SMS2 activates PKCδ in germinal center B cells to eliminate lupus autoreactivity

Abstract

Systemic lupus erythematosus is an autoimmune disease characterized by autoantibodies against double stranded (ds)-DNA. Lupus remains a clinical challenge due to the lack of specific and effective treatments. Recent evidence indicates that the main source of lupus autoreactivity is the spontaneously generated autoreactive B cells that breach a tolerance checkpoint in the germinal center (GC). However, the information about the components and regulation of this GC tolerance checkpoint remains absent, which hampers the development of more effective and safer therapy for lupus patients. Sphingomyelin synthase 2 (SMS2) is an enzyme that catalyzes the synthesis of sphingomyelin (SM) and diacylglycerol (DAG) on the plasma membrane.

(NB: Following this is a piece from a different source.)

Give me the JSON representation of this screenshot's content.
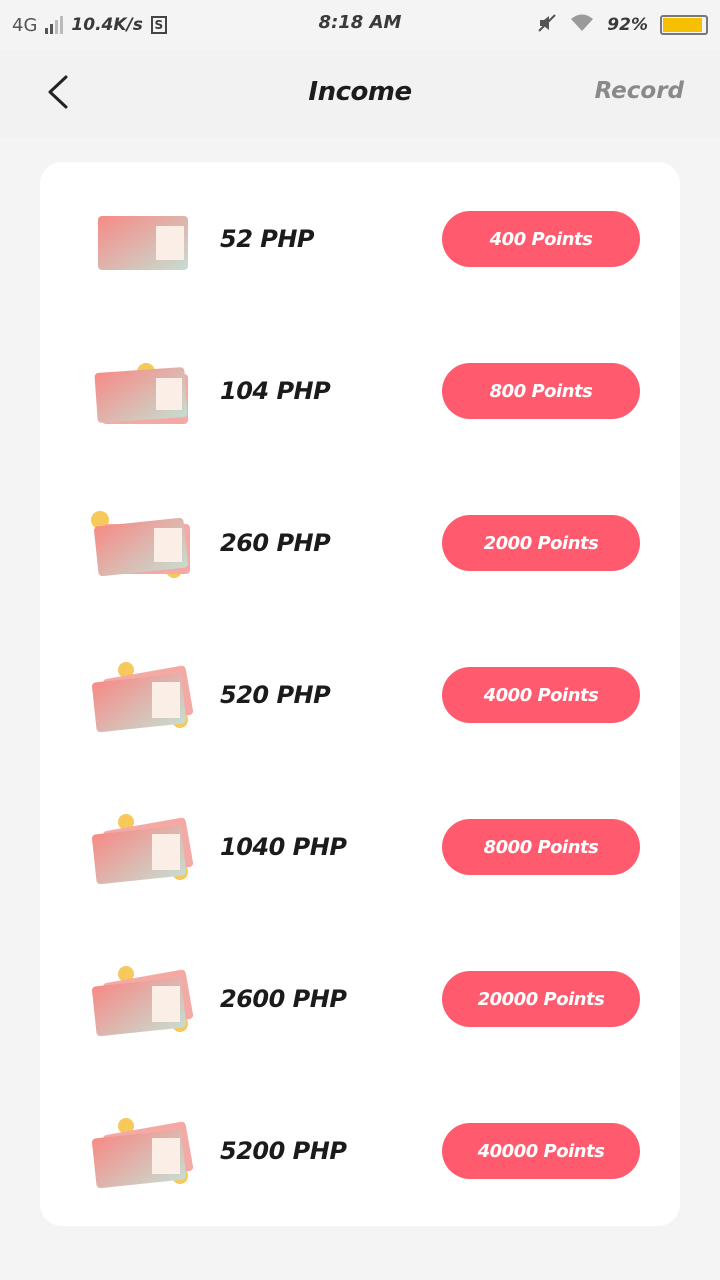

We found that SMS2 deficient mice had a lupus-like phenotype associated with impaired apoptosis of autoreactive GC B cells. Mechanistic studies showed that SMS2 was selectively upregulated in autoreactive GC B cells, and that SMS2 drove the apoptosis via activating protein kinase C δ (PKCδ), a known lupus-associated regulator of B cell apoptosis. Consistent with this, mice with PKCδ deficiency in GC B cells exhibited a similar lupus-like phenotype. Restoration of SMS2/PKCδ-regulated GC tolerance checkpoint by therapeutically stimulating SMS2 inhibited anti-dsDNA IgG production and alleviated lupus pathogenesis in NZBWF1 mice, a spontaneous lupus model commonly used in the preclinical studies. We therefore conclude that SMS2/PKCδ-regulated tolerance mechanism is an essential GC tolerance checkpoint that prevents lupus pathogenesis. Our study also provides a novel strategy for lupus treatment.